How to judge quality (most important)

1. Point of prediction: When is prediction made? (pre-treatment vs post-op vs relapse)

2. Leakage control: Did they accidentally use information only available after outcome (classic in omics pipelines)?

3. Validation level: internal CV is not enough—look for external/independent cohorts when possible (otherwise it’s “promising”, not “ready”).
   

Common trap

• Treating a “train-test split” in the same dataset as “validation.” That is still weak unless it is truly independent (time/site/platform).
  

4) Confirmatory (Reproduction / robustness)

Definition (paper’s job): “Reproduction of a previously proposed precision medicine approach”.

Your slides show a clean example: systematically evaluating previously published prognostic gene signatures for HCC to identify robust and reproducible biomarkers that predict OS , with confirmatory evidence shown using survival comparisons (Kaplan–Meier/log-rank) in a dataset.

Core question

• “Does this previously reported signature/model/biomarker still work in new data?”
  

Keyword radar

• replication, reproduce, independent cohort, external validation, robustness, generalizability, meta-signature, benchmarking, comparative evaluation
  

How to judge quality

• Truly independent data (new cohort, different site/time/platform).

• Same target definition (same outcome definition, same time horizon, same population domain).

• Transparent model transport: Did they re-fit (new model) or validate as-is (true confirmatory)?
  

The “deep & systematic” reading workflow (use this every time)

Step 1 — Classify the objective (EDPC)

Use the EDPC definitions above.
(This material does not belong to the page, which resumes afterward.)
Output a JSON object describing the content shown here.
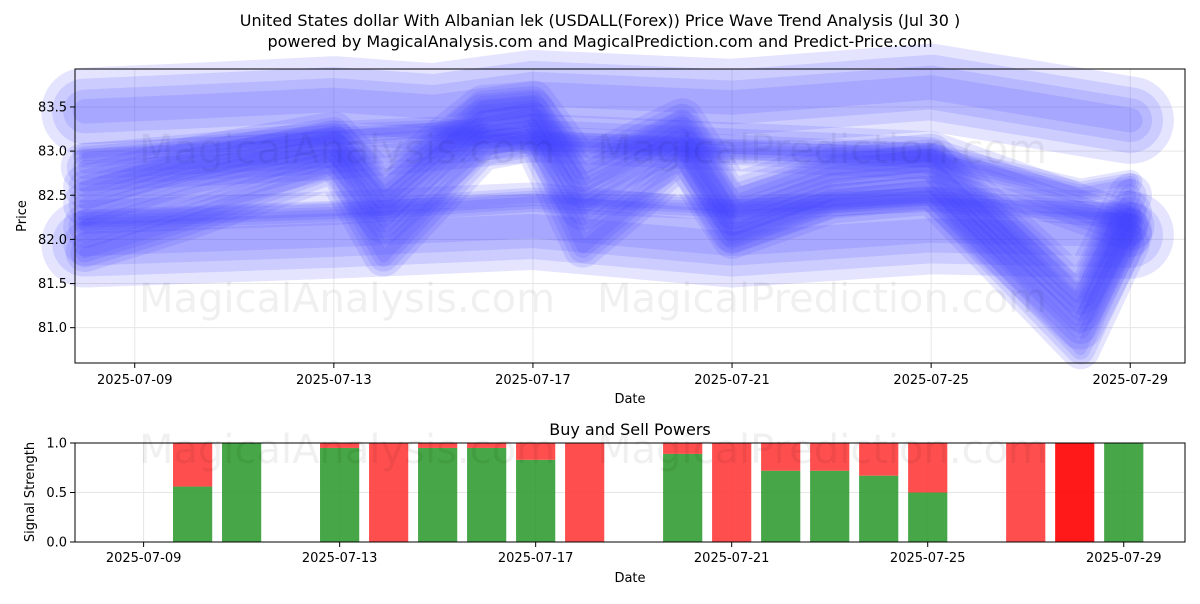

If you can’t name the objective, you can’t interpret the claims.

Step 2 — Extract the Core Structure (the survival kit)

Your deck gives the core structure extraction template:Study objective → Study domain → Study determinants → Omics type → Sample type → Outcome .This is the fastest way to detect “beautiful analysis, wrong question.”

Step 3 — Verify “omics type” and vocabulary

The slides provide a practical keyword list for omics data types (genome/epigenome/transcriptome/proteome/microbiome/metabolomic/multi-omic). If a paper is vague (“molecular markers”), your deck warns: define the terms in methodology.
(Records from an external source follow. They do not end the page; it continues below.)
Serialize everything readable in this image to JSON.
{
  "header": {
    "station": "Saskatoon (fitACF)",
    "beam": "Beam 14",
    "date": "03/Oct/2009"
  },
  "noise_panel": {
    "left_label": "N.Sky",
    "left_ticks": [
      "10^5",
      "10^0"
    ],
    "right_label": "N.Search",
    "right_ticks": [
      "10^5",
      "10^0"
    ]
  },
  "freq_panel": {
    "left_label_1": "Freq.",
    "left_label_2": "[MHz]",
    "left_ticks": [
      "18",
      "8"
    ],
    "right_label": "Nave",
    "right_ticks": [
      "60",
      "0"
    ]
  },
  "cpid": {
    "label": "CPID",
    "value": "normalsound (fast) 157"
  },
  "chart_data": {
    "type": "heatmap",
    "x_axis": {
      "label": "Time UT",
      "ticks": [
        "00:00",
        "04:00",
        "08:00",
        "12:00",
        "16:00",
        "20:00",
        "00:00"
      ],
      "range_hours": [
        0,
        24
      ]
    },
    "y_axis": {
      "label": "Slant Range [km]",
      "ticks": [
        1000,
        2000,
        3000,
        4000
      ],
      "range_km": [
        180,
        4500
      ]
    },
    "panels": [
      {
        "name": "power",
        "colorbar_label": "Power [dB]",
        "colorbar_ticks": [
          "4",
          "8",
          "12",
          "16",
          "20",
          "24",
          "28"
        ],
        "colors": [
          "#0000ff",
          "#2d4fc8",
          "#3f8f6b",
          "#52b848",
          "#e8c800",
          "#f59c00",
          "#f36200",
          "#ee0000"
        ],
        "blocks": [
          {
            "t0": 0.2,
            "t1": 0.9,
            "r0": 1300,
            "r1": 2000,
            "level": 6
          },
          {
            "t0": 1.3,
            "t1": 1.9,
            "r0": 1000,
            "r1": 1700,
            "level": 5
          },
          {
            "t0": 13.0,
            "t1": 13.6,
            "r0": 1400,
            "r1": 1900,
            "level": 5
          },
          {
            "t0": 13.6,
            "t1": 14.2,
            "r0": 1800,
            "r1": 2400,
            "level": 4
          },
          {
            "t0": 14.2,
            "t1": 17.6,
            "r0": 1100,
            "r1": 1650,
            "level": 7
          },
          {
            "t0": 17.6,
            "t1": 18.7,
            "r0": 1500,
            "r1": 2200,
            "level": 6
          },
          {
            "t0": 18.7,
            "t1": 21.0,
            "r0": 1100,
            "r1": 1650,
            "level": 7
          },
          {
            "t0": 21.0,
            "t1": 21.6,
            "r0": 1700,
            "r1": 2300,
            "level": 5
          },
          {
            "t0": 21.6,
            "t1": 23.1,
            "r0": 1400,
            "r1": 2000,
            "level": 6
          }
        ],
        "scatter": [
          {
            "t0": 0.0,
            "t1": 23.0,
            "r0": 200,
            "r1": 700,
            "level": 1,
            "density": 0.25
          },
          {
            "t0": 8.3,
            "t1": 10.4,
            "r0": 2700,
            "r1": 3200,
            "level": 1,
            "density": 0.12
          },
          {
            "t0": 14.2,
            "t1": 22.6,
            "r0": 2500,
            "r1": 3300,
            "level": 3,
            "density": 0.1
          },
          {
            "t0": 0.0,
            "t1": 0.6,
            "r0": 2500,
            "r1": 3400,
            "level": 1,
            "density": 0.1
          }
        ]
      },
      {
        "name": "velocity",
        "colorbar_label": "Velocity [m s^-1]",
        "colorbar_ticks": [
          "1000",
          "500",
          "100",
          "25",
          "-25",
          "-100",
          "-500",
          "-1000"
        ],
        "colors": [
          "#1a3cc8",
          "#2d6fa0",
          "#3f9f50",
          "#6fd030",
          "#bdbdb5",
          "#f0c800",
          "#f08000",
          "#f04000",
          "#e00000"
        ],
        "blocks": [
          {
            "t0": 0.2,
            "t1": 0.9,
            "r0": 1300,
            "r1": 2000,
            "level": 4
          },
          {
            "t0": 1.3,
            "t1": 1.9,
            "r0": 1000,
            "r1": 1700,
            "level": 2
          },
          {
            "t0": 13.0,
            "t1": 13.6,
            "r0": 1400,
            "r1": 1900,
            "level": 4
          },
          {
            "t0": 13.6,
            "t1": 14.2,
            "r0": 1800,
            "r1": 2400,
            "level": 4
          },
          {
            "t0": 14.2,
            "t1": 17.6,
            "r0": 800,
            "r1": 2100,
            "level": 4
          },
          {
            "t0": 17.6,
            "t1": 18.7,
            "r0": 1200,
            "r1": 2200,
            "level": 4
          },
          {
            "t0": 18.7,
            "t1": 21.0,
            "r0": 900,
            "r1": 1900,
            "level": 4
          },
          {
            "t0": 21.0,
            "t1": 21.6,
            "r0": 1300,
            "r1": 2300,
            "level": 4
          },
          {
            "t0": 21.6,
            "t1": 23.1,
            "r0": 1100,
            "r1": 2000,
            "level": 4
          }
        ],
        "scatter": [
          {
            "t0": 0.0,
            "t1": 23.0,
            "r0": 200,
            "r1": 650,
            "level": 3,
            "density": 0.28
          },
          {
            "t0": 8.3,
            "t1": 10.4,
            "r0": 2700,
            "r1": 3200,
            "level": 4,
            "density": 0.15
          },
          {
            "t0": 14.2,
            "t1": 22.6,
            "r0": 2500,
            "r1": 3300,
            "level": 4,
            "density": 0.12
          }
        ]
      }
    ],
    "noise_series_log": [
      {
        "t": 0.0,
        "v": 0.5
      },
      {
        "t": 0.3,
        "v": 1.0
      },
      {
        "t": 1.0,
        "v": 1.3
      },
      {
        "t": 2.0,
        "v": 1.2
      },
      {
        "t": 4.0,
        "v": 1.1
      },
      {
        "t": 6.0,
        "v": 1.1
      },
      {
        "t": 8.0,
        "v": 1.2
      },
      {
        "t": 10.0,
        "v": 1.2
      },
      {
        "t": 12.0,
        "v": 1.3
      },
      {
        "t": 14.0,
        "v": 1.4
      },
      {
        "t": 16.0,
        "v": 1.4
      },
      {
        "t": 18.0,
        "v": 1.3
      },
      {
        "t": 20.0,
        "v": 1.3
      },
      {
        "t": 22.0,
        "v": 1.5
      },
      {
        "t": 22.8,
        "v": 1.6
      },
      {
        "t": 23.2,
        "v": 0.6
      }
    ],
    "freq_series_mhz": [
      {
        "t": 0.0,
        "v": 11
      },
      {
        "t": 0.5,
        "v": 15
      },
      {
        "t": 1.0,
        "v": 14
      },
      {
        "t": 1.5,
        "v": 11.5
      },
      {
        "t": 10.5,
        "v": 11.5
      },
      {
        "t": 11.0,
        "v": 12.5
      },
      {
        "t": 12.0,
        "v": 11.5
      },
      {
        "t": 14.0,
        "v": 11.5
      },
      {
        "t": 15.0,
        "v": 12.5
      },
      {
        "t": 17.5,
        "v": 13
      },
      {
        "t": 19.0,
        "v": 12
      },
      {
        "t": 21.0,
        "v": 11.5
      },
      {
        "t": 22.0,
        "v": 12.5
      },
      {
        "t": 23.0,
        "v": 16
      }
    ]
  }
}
Step 4 — Check sample rationale (biology ↔ phenotype)

Your slides stress clinical/biological rationale: sample type + timing + sequencing technique must relate to phenotype. Example logic shown: tumor tissue (somatic) vs buccal/WBC (germline) questions change the meaning entirely.

Step 5 — Interpret results only inside the objective

• Etiological → “we mapped heterogeneity” (don’t claim prediction/utility)

• Discovery → “we found candidates” (don’t claim causality/clinical tool)

• Predictive → “we built a tool” (needs validation + no leakage)

• Confirmatory → “it reproduces” (independent data, same target)

Mini “Objective-to-Question” cheat sheet

• Etiological: “What subtypes/landscapes exist in this disease cohort?”

• Discovery: “What features associate with outcomes or group differences?”

• Predictive: “Can we predict diagnosis/prognosis/response for individuals/subgroups?”

• Confirmatory: “Does an existing approach reproduce robustly in new data?”
  

Recap

• EDPC is an evidence-maturity lens for bioinformatics papers.

• Use Core Structure Extraction to read any paper systematically.

• Most misinterpretation comes from confusing Discovery vs Predictive and calling non-replicated findings “confirmed”.